Cuando el Corazón Recuerda

CAPÍTULO 3: LA TORMENTA

En alta mar

El barco llevaba meses navegando entre puertos lejanos. El amanecer sorprendía a Adrián siempre sobre cubierta, con el timón firme y los ojos en el horizonte. El viento le azotaba el rostro con olor a sal y brea, y las gaviotas se perdían en la estela del navío como sombras blancas.

A pesar de la rutina, cada día se sentía igual: revisaba cabos, daba órdenes, anotaba el rumbo en el cuaderno de bitácora. Pero entre maniobra y maniobra, la imagen de Isabela aparecía. Recordaba la tibieza de sus manos, el brillo de su cabello al sol, la manera en que lo miraba cuando él hablaba de regresar.

En su camarote, bajo la lámpara de aceite, escribía:

Isabela, pienso en ti con cada ola. La noche pasada, la luna se reflejaba en el mar como si quisiera guiarme hasta tu ventana. No hay puerto que me distraiga; solo cuento los días para volver a tus brazos.

Guardaba cada carta en un cofre de madera, confiando en que pronto encontraría ocasión de enviarlas.

Las noches eran más duras. El crujir de la madera, el chocar de las velas infladas y el rumor del océano lo acompañaban en la soledad. A veces se tendía en la cubierta mirando las estrellas, preguntándose si Isabela haría lo mismo en tierra.

Los hombres del barco lo respetaban. Algunos lo seguían con lealtad, otros con recelo, pero nadie dudaba de su capacidad de mando. Adrián mantenía la disciplina, aunque en su interior lo dominaba la nostalgia.

—Capitán, el viento cambia del este —avisó el contramaestre una mañana, señalando el horizonte.

Adrián levantó la mirada. El cielo tenía un tono extraño: pesado, verdoso, como si la luz se filtrara a través de un vidrio oscuro. El mar, hasta entonces dócil, comenzaba a agitarse con un pulso irregular.

—Aseguren las velas —ordenó con calma, aunque un nudo se le formaba en el pecho.

La tripulación obedeció, tensando cabos, reforzando mástiles, cerrando escotillas. El aire traía olor a tormenta, una mezcla metálica y húmeda que presagiaba peligro.

Adrián se aferró al timón y miró el horizonte. En la lejanía, nubes negras se levantaban como montañas en movimiento. Un relámpago iluminó el cielo durante un instante.

Pensó en Isabela. En su sonrisa, en las cartas que esperaba recibir, en la promesa de volver.

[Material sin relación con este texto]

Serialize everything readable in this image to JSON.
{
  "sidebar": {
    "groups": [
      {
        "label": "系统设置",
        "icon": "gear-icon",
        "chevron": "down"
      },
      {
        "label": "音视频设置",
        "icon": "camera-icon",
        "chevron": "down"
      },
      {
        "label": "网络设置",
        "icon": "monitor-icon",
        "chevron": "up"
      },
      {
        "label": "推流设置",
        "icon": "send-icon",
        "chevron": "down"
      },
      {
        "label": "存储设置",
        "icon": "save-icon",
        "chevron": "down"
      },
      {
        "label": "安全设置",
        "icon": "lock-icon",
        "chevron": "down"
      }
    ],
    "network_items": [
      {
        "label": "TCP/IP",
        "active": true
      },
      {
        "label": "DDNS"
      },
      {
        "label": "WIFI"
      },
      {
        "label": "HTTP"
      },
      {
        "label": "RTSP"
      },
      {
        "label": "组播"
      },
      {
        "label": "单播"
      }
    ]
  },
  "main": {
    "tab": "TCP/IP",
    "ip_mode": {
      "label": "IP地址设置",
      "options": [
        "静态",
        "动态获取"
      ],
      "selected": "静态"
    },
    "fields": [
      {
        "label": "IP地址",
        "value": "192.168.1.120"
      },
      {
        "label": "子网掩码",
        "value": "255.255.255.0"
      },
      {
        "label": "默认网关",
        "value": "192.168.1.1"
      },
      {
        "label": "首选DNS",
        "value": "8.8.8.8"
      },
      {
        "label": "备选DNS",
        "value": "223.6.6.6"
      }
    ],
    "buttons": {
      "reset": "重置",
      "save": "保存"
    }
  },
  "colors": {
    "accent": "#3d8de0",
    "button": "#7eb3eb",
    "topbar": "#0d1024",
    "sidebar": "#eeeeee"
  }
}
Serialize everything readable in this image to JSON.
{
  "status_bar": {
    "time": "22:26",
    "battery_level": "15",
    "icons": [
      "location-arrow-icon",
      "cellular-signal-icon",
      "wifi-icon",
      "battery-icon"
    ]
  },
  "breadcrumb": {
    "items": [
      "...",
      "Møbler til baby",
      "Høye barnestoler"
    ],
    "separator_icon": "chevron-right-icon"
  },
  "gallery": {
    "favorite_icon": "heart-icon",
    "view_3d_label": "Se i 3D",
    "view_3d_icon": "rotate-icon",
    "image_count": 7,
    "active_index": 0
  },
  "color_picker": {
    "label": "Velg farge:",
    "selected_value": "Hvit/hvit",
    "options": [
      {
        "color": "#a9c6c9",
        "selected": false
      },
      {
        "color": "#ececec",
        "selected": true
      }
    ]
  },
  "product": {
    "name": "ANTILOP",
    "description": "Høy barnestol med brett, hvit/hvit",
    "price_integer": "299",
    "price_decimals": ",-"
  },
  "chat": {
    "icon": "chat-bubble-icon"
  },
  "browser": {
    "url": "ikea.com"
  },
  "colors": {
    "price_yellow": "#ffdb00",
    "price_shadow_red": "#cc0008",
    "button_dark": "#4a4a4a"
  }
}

El primer trueno retumbó con fuerza sobre el océano abierto.

La tormenta se acercaba.

El mar rugía como nunca antes. El viento arrancaba las velas, y las olas golpeaban el casco con fuerza, sacudiendo el barco de Adrián. La lluvia azotaba sin descanso, haciendo que cada paso sobre la cubierta fuera peligroso.

Adrián y el resto de la tripulación luchaba por mantener el barco a flote, asegurando cabos, cerrando escotillas, intentando no ser arrastrados por las olas. Cada instante parecía una eternidad.

Entre los hombres, un joven marinero perdió el equilibrio. Adrián corrió hacia él, extendiendo las manos. Logró sujetarlo, pero justo entonces un mástil que cedió por la fuerza de la tormenta lo golpeó en la cabeza. Cayó, inconsciente, mientras la cubierta crujía bajo los embates del océano.